Boost Your Credit Ratings
Show You Are a Good Risk
If you are looking to buy a house in the next few years then you need to boost your credit rating, or no bank will even look at you.
After their almighty misjudgements and plain stupidity pre-2008 every bank is now extremely averse to risk. There has always been a banking rule that higher risks meant higher interest rates, but nowadays banks are only interested in the lowest risk customers.
Today’s banks will only lend to people who are almost certain to be able to repay the loan. In the days of appreciating property prices banks knew that they could recoup their money by repossessing and selling the house if necessary.
95% Mortgages? Dream On
Gone are the days of 100%, or 95% mortgages. Prices are not going up by 10% a year that they used to be, so the banks need to be certain that the value of the house will cover the amount you owe if they do need to repossess.
The maximum you will be able to borrow is 90% of the house’s value. If you can cut that to 85% you will be offered a lower interest rate because the bank’s money is not at so much risk.
Reducing Your Credit Risk
Your credit rating is used to measure how risky you are as a loan prospect. You need to work hard to boost your credit rating for five years before you even apply for a mortgage.
If you have a job, keep it and avoid changing jobs except through necessity. If you are self-employed then you will need a business plan and audited accounts for five years showing a steady income growth.
If you don’t have a job then you need to start earning money somehow. Start writing articles like this one and you will soon have a full-time income. Start a work from home gardening or beauty business and work at it. Anything is better than being unemployed and surviving on benefits.
- Bank Loans
Like credit cards a bank loan is essential if you want to demonstrate what a good risk you are. Even if you are a sensible saver who always pays cash for everything you have to go against your principles and apply for a bank loan.

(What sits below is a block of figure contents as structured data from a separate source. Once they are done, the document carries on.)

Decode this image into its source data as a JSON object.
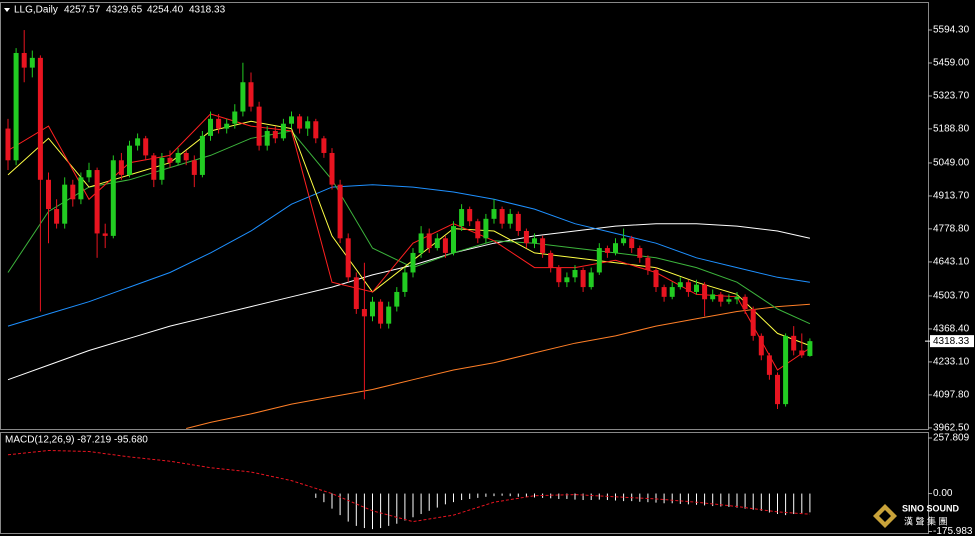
{
  "header": {
    "symbol": "LLG,Daily",
    "ohlc": [
      "4257.57",
      "4329.65",
      "4254.40",
      "4318.33"
    ]
  },
  "chart_data": [
    {
      "type": "candlestick",
      "up_color": "#22cc22",
      "down_color": "#e81420",
      "ylim": [
        3958,
        5705
      ],
      "yticks": [
        {
          "value": 5594.3,
          "label": "5594.30"
        },
        {
          "value": 5459,
          "label": "5459.00"
        },
        {
          "value": 5323.7,
          "label": "5323.70"
        },
        {
          "value": 5188.8,
          "label": "5188.80"
        },
        {
          "value": 5049,
          "label": "5049.00"
        },
        {
          "value": 4913.7,
          "label": "4913.70"
        },
        {
          "value": 4778.8,
          "label": "4778.80"
        },
        {
          "value": 4643.1,
          "label": "4643.10"
        },
        {
          "value": 4503.7,
          "label": "4503.70"
        },
        {
          "value": 4368.4,
          "label": "4368.40"
        },
        {
          "value": 4233.1,
          "label": "4233.10"
        },
        {
          "value": 4097.8,
          "label": "4097.80"
        },
        {
          "value": 3962.5,
          "label": "3962.50"
        }
      ],
      "ohlc": [
        [
          5190,
          5230,
          5020,
          5060
        ],
        [
          5060,
          5520,
          5040,
          5500
        ],
        [
          5500,
          5594,
          5380,
          5440
        ],
        [
          5440,
          5510,
          5400,
          5480
        ],
        [
          5480,
          5490,
          4440,
          4980
        ],
        [
          4980,
          5010,
          4720,
          4860
        ],
        [
          4860,
          4900,
          4780,
          4800
        ],
        [
          4800,
          4990,
          4780,
          4960
        ],
        [
          4960,
          4980,
          4870,
          4900
        ],
        [
          4900,
          5010,
          4880,
          4990
        ],
        [
          4990,
          5050,
          4970,
          5020
        ],
        [
          5020,
          5030,
          4660,
          4760
        ],
        [
          4760,
          4800,
          4700,
          4750
        ],
        [
          4750,
          5080,
          4740,
          5060
        ],
        [
          5060,
          5090,
          4980,
          5000
        ],
        [
          5000,
          5140,
          4990,
          5120
        ],
        [
          5120,
          5170,
          5100,
          5150
        ],
        [
          5150,
          5160,
          5060,
          5080
        ],
        [
          5080,
          5090,
          4950,
          4980
        ],
        [
          4980,
          5090,
          4960,
          5070
        ],
        [
          5070,
          5100,
          5030,
          5050
        ],
        [
          5050,
          5110,
          5040,
          5090
        ],
        [
          5090,
          5100,
          5040,
          5060
        ],
        [
          5060,
          5080,
          4950,
          5000
        ],
        [
          5000,
          5180,
          4990,
          5160
        ],
        [
          5160,
          5260,
          5140,
          5230
        ],
        [
          5230,
          5250,
          5170,
          5190
        ],
        [
          5190,
          5230,
          5170,
          5210
        ],
        [
          5210,
          5290,
          5190,
          5260
        ],
        [
          5260,
          5460,
          5240,
          5380
        ],
        [
          5380,
          5420,
          5260,
          5280
        ],
        [
          5280,
          5300,
          5100,
          5120
        ],
        [
          5120,
          5200,
          5100,
          5180
        ],
        [
          5180,
          5200,
          5130,
          5150
        ],
        [
          5150,
          5230,
          5140,
          5210
        ],
        [
          5210,
          5260,
          5190,
          5240
        ],
        [
          5240,
          5250,
          5170,
          5190
        ],
        [
          5190,
          5240,
          5160,
          5220
        ],
        [
          5220,
          5230,
          5130,
          5150
        ],
        [
          5150,
          5160,
          5070,
          5090
        ],
        [
          5090,
          5110,
          4940,
          4960
        ],
        [
          4960,
          4980,
          4720,
          4740
        ],
        [
          4740,
          4760,
          4560,
          4580
        ],
        [
          4580,
          4600,
          4430,
          4450
        ],
        [
          4450,
          4640,
          4080,
          4420
        ],
        [
          4420,
          4500,
          4400,
          4480
        ],
        [
          4480,
          4490,
          4370,
          4390
        ],
        [
          4390,
          4480,
          4370,
          4460
        ],
        [
          4460,
          4540,
          4440,
          4520
        ],
        [
          4520,
          4620,
          4500,
          4600
        ],
        [
          4600,
          4700,
          4580,
          4680
        ],
        [
          4680,
          4790,
          4660,
          4760
        ],
        [
          4760,
          4780,
          4680,
          4700
        ],
        [
          4700,
          4760,
          4690,
          4740
        ],
        [
          4740,
          4750,
          4660,
          4680
        ],
        [
          4680,
          4810,
          4670,
          4790
        ],
        [
          4790,
          4880,
          4770,
          4860
        ],
        [
          4860,
          4870,
          4790,
          4810
        ],
        [
          4810,
          4820,
          4720,
          4740
        ],
        [
          4740,
          4840,
          4720,
          4820
        ],
        [
          4820,
          4900,
          4800,
          4860
        ],
        [
          4860,
          4870,
          4780,
          4800
        ],
        [
          4800,
          4860,
          4780,
          4840
        ],
        [
          4840,
          4850,
          4750,
          4770
        ],
        [
          4770,
          4780,
          4700,
          4720
        ],
        [
          4720,
          4760,
          4700,
          4740
        ],
        [
          4740,
          4750,
          4660,
          4680
        ],
        [
          4680,
          4690,
          4600,
          4620
        ],
        [
          4620,
          4630,
          4540,
          4560
        ],
        [
          4560,
          4600,
          4540,
          4580
        ],
        [
          4580,
          4630,
          4560,
          4610
        ],
        [
          4610,
          4620,
          4520,
          4540
        ],
        [
          4540,
          4620,
          4530,
          4600
        ],
        [
          4600,
          4720,
          4590,
          4700
        ],
        [
          4700,
          4710,
          4660,
          4680
        ],
        [
          4680,
          4740,
          4670,
          4720
        ],
        [
          4720,
          4780,
          4710,
          4740
        ],
        [
          4740,
          4750,
          4680,
          4700
        ],
        [
          4700,
          4710,
          4640,
          4660
        ],
        [
          4660,
          4670,
          4590,
          4610
        ],
        [
          4610,
          4620,
          4520,
          4540
        ],
        [
          4540,
          4550,
          4480,
          4500
        ],
        [
          4500,
          4560,
          4490,
          4540
        ],
        [
          4540,
          4580,
          4530,
          4560
        ],
        [
          4560,
          4570,
          4500,
          4520
        ],
        [
          4520,
          4570,
          4510,
          4550
        ],
        [
          4550,
          4560,
          4420,
          4490
        ],
        [
          4490,
          4530,
          4480,
          4510
        ],
        [
          4510,
          4520,
          4460,
          4480
        ],
        [
          4480,
          4510,
          4470,
          4490
        ],
        [
          4490,
          4520,
          4470,
          4500
        ],
        [
          4500,
          4510,
          4430,
          4450
        ],
        [
          4450,
          4460,
          4320,
          4340
        ],
        [
          4340,
          4350,
          4240,
          4260
        ],
        [
          4260,
          4270,
          4160,
          4180
        ],
        [
          4180,
          4190,
          4040,
          4060
        ],
        [
          4060,
          4350,
          4050,
          4340
        ],
        [
          4340,
          4380,
          4260,
          4280
        ],
        [
          4280,
          4350,
          4250,
          4260
        ],
        [
          4257.57,
          4329.65,
          4254.4,
          4318.33
        ]
      ],
      "moving_averages": [
        {
          "color": "#ffffff",
          "x": [
            0,
            5,
            10,
            15,
            20,
            25,
            30,
            35,
            40,
            45,
            50,
            55,
            60,
            65,
            70,
            75,
            80,
            85,
            90,
            95,
            99
          ],
          "values": [
            4160,
            4220,
            4280,
            4330,
            4380,
            4420,
            4460,
            4500,
            4540,
            4590,
            4630,
            4680,
            4720,
            4750,
            4770,
            4790,
            4800,
            4800,
            4790,
            4770,
            4740
          ]
        },
        {
          "color": "#1e90ff",
          "x": [
            0,
            5,
            10,
            15,
            20,
            25,
            30,
            35,
            40,
            45,
            50,
            55,
            60,
            65,
            70,
            75,
            80,
            85,
            90,
            95,
            99
          ],
          "values": [
            4380,
            4430,
            4480,
            4540,
            4600,
            4680,
            4770,
            4880,
            4950,
            4960,
            4950,
            4930,
            4900,
            4860,
            4800,
            4760,
            4720,
            4660,
            4620,
            4580,
            4560
          ]
        },
        {
          "color": "#ff7f27",
          "x": [
            22,
            25,
            30,
            35,
            40,
            45,
            50,
            55,
            60,
            65,
            70,
            75,
            80,
            85,
            90,
            95,
            99
          ],
          "values": [
            3960,
            3985,
            4020,
            4060,
            4090,
            4120,
            4160,
            4200,
            4230,
            4270,
            4310,
            4340,
            4380,
            4410,
            4440,
            4460,
            4470
          ]
        },
        {
          "color": "#3cb43c",
          "x": [
            0,
            5,
            10,
            15,
            20,
            25,
            30,
            35,
            40,
            45,
            50,
            55,
            60,
            65,
            70,
            75,
            80,
            85,
            90,
            95,
            99
          ],
          "values": [
            4600,
            4850,
            4950,
            4980,
            5030,
            5080,
            5150,
            5180,
            4980,
            4700,
            4620,
            4680,
            4730,
            4720,
            4700,
            4680,
            4660,
            4620,
            4560,
            4450,
            4390
          ]
        },
        {
          "color": "#ffff44",
          "x": [
            0,
            5,
            10,
            15,
            20,
            25,
            30,
            35,
            40,
            45,
            50,
            55,
            60,
            65,
            70,
            75,
            80,
            85,
            90,
            95,
            99
          ],
          "values": [
            5000,
            5150,
            4950,
            5000,
            5050,
            5180,
            5220,
            5190,
            4750,
            4520,
            4650,
            4780,
            4770,
            4680,
            4660,
            4640,
            4620,
            4560,
            4510,
            4350,
            4300
          ]
        },
        {
          "color": "#ff2020",
          "x": [
            0,
            5,
            10,
            15,
            20,
            25,
            30,
            35,
            40,
            45,
            50,
            55,
            60,
            65,
            70,
            75,
            80,
            85,
            90,
            95,
            99
          ],
          "values": [
            5100,
            5200,
            4900,
            5050,
            5080,
            5250,
            5200,
            5180,
            4560,
            4520,
            4720,
            4800,
            4730,
            4620,
            4620,
            4650,
            4600,
            4510,
            4500,
            4200,
            4290
          ]
        }
      ]
    },
    {
      "type": "macd",
      "title": "MACD(12,26,9) -87.219 -95.680",
      "ylim": [
        -183,
        281
      ],
      "yticks": [
        257.809,
        {
          "value": 0,
          "label": "0.00"
        },
        -175.983
      ],
      "histogram": {
        "color": "#ffffff",
        "x": [
          38,
          39,
          40,
          41,
          42,
          43,
          44,
          45,
          46,
          47,
          48,
          49,
          50,
          51,
          52,
          53,
          54,
          55,
          56,
          57,
          58,
          59,
          60,
          61,
          62,
          63,
          64,
          65,
          66,
          67,
          68,
          69,
          70,
          71,
          72,
          73,
          74,
          75,
          76,
          77,
          78,
          79,
          80,
          81,
          82,
          83,
          84,
          85,
          86,
          87,
          88,
          89,
          90,
          91,
          92,
          93,
          94,
          95,
          96,
          97,
          98,
          99
        ],
        "values": [
          -20,
          -40,
          -70,
          -100,
          -130,
          -150,
          -160,
          -165,
          -160,
          -150,
          -140,
          -125,
          -110,
          -95,
          -80,
          -65,
          -50,
          -40,
          -30,
          -25,
          -20,
          -15,
          -12,
          -10,
          -12,
          -15,
          -15,
          -18,
          -20,
          -22,
          -25,
          -25,
          -28,
          -30,
          -30,
          -28,
          -30,
          -32,
          -35,
          -35,
          -38,
          -40,
          -42,
          -45,
          -45,
          -48,
          -50,
          -52,
          -55,
          -58,
          -60,
          -62,
          -65,
          -70,
          -75,
          -80,
          -88,
          -95,
          -100,
          -95,
          -90,
          -87.219
        ]
      },
      "signal": {
        "color": "#e81420",
        "x": [
          0,
          5,
          10,
          15,
          20,
          25,
          30,
          35,
          40,
          45,
          50,
          55,
          60,
          65,
          70,
          75,
          80,
          85,
          90,
          95,
          99
        ],
        "values": [
          180,
          200,
          195,
          170,
          150,
          120,
          100,
          60,
          0,
          -80,
          -130,
          -100,
          -40,
          -10,
          -5,
          -15,
          -25,
          -40,
          -60,
          -85,
          -95.68
        ]
      }
    }
  ],
  "logo": {
    "name": "SINO SOUND",
    "chinese": "漢 聲 集 團"
  }
}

Build up your savings in a savings account at your bank until you have £500. (Keep making payments into that savings account even after you get the loan.) Apply for a £500 loan over 12 months. Your bank will happily lend you the money because you are a good risk, having proved that you can save regularly. There may be a condition attached to your loan that you maintain your savings account at its current level.
You need to explain to the bank that you want to keep growing your savings, but that you need a new computer for your job. The bank will lend you the money because they will make money by doing so. They will make no attempt at all to persuade you to use your savings, even though that would make more sense if you were not trying to boost your credit rating.
Even though you could repay the loan instantly you must keep it up for the full term of the loan.
When that loan is paid off, you then need to take out a larger loan over a two or three year period.
- Credit Cards
Even if you prefer cash you must get a credit card and pay off the balance in full every month. If this is against your better judgement just grin and bear it. Yes, it is better to pay everything with cash but that leaves no paper trail. You have to have evidence that you can handle debt so you must have one credit card.
You need to pay your credit card bill in full every month, so interest free credit cards are of no benefit to you. Look for a card that has a cash-back facility or one that earns you loyalty points of some kind that you can use.
5 Years Down the Line
After five years of paying off your credit card bill every month (set up a direct debit to repay the full amount), paying utility bills on time and repaying bank loans you never needed you are ready to apply for a mortgage because your credit score now shows you are a good risk.